USA: No antidumping and countervailing duties on Chinese truck & bus tyres

In a 3-2 vote, the United States International Trade Commission (ITC) yesterday determined that the US tyre industry hasn’t been materially injured by imports of truck and bus tyres from China, nor is it threatened by these imports. The US Department of Commerce previously determined that these imported tyres are subsidised and are sold in the United States at less than fair value.

As a result of the ITC’s determination, the Department of Commerce won’t issue antidumping and countervailing duty orders on truck and bus tyres imported from China. The ITC’s views on the matter will be published in a report – Truck and Bus Tires from China (Investigation Nos. 701-TA-556 and 731-TA-1311 (Final) – that will be released by 15 March and available to read at the ITC website.

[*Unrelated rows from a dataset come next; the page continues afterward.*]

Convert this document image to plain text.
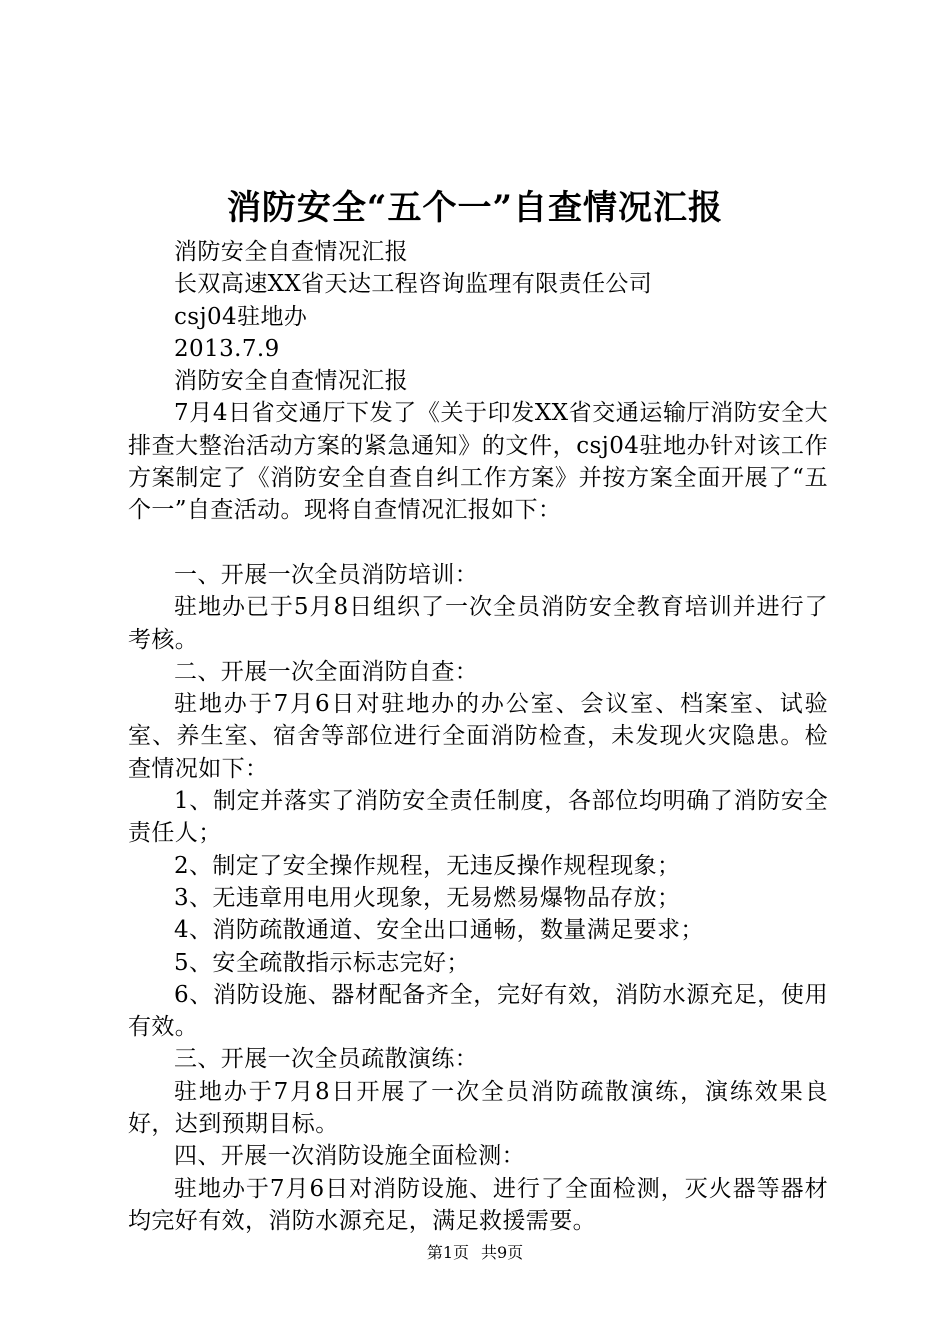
消防安全“五个一”自查情况汇报

消防安全自查情况汇报

长双高速XX省天达工程咨询监理有限责任公司

csj04驻地办

2013.7.9

消防安全自查情况汇报

7月4日省交通厅下发了《关于印发XX省交通运输厅消防安全大排查大整治活动方案的紧急通知》的文件，csj04驻地办针对该工作方案制定了《消防安全自查自纠工作方案》并按方案全面开展了“五个一”自查活动。现将自查情况汇报如下：

一、开展一次全员消防培训：

驻地办已于5月8日组织了一次全员消防安全教育培训并进行了考核。

二、开展一次全面消防自查：

驻地办于7月6日对驻地办的办公室、会议室、档案室、试验室、养生室、宿舍等部位进行全面消防检查，未发现火灾隐患。检查情况如下：

1、制定并落实了消防安全责任制度，各部位均明确了消防安全责任人；

2、制定了安全操作规程，无违反操作规程现象；

3、无违章用电用火现象，无易燃易爆物品存放；

4、消防疏散通道、安全出口通畅，数量满足要求；

5、安全疏散指示标志完好；

6、消防设施、器材配备齐全，完好有效，消防水源充足，使用有效。

三、开展一次全员疏散演练：

驻地办于7月8日开展了一次全员消防疏散演练，演练效果良好，达到预期目标。

四、开展一次消防设施全面检测：

驻地办于7月6日对消防设施、进行了全面检测，灭火器等器材均完好有效，消防水源充足，满足救援需要。

第1页 共9页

The decision is a hard blow to those who have fought to protect the local industry. The president of the United Steelworkers’ union believes the commissioners of the ITC “made a huge mistake” by deciding the imported tyres don’t harm US-based manufacturers. “While the Department of Commerce identified subsidies of up to more than 60 per cent and dumping of up to almost 23 per cent, the ITC failed to support relief for the injured workers. That simply ignores the facts and the harm that Chinese unfairly-traded exports have caused the workers,” states Leo Gerard.

“The size of the margins clearly indicated the serious nature of the problem, but our law separates the facts from the determination of whether injury has occurred,” Gerard continues. “For too long, that has jeopardised the jobs of workers across the country that make high quality products. Our members can compete against companies, but not countries. That’s exactly what happens when it comes to competing against China. The injury that the workers making truck and bus tyres have experienced is tragic. Massive subsidies and dumping must be challenged.”

Stan Johnson, the union’s secretary-treasurer, opines that workers manufacturing truck and bus tyres in the US have been “left holding the short end of the stick.” He states that the USW will “look to the Congress and the new Administration” to determine whether other steps can be taken to protect those engaged in the US tyre manufacturing sector: “The fight for these jobs is far from over.”